De belles marges existent pour ceux qui investissent dans les entreprises d’armement, pour ceux qui se convertissent à l’économie de guerre, pour ceux qui transforment leurs usines pour de l’armement, pour ceux qui offrent leurs logiciels à l’armée. Et puis après toute cette destruction, construire devient rentable. 

Prenons l’exemple de la guerre en Ukraine. Pour la bourgeoisie canadienne, la guerre en Ukraine représente une division du marché favorable pour le Canada. Autant qu’il existe une guerre en Ukraine, les exports ukrainiens sont interrompus, affectant le prix d’achat de ces grands exports tels que le blé, la potasse, le porc et l’huile; les mêmes exports importants pour les business canadiens. N’oublions pas que le gouvernement Carney investit des milliards de dollars vers des projets qui cherchent à augmenter la capacité de faciliter des exports canadiens.

L’appui canadien aux efforts de guerre représente également un immense transfert d’argent vers le secteur privé. Depuis 2022, le gouvernement canadien a fait don de 6,5 $ milliards en assistance vers l’effort de la guerre ukrainien en forme de transferts de l’argent, d’équipement militaire, et l’appui opérationnel. Ces équipements y incluent des drones, des munitions, des véhicules parmi d’autres, sont des «dons» rachetés par la Corporation commerciale canadienne. Le gouvernement canadien, pour appuyer une guerre qui sert à rendre des profits à sa bourgeoisie et défendre la sphère d’influence d’OTAN, achète des armes des grandes corporations militaires avec le gouvernement public pour les transférer vers le front de combat en Ukraine. Bref, le Canada s’engage à une spéculation de la guerre avec des fonds publics, qui pourrait être utilisée pour appuyer la jeunesse, et tous les Canadiens, en matière d’éducation, santé, et logement.

La jeunesse est littéralement l’avenir du développement et de la construction d’une société.
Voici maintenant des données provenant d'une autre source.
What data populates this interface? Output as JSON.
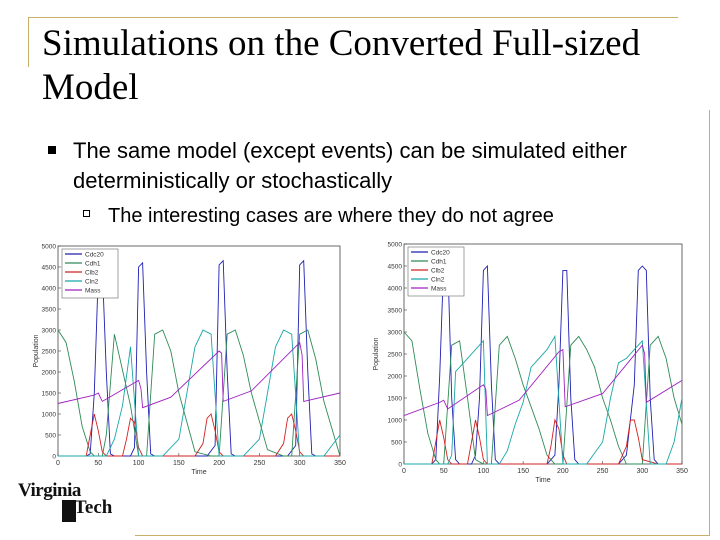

Les débouchés socio-économiques s’amincissent pour nous et les Forces armées exploitent cela pour alimenter leur réserve de chair à canon. De la chair à canon pour des guerres qui ne sont pas les nôtres, qui sont celles d’une classe capitaliste en crise et qui sans préoccupation aucune à la vie humaine et sur Terre, cherche à mieux vendre la reconstruction à la destruction qu’elle-même a engendré.

Nous, les jeunes travailleurs et travailleuses, refusons de participer à cette machine de la mort. Nous, les jeunes, voulons œuvrer à ériger une société harmonieuse et pleine d’opportunités pour tout un chacun. 

À un futur qui appartient à toutes et tous, à un futur socialiste, unissons nos voix et nos actes, refusons la militarisation de notre société.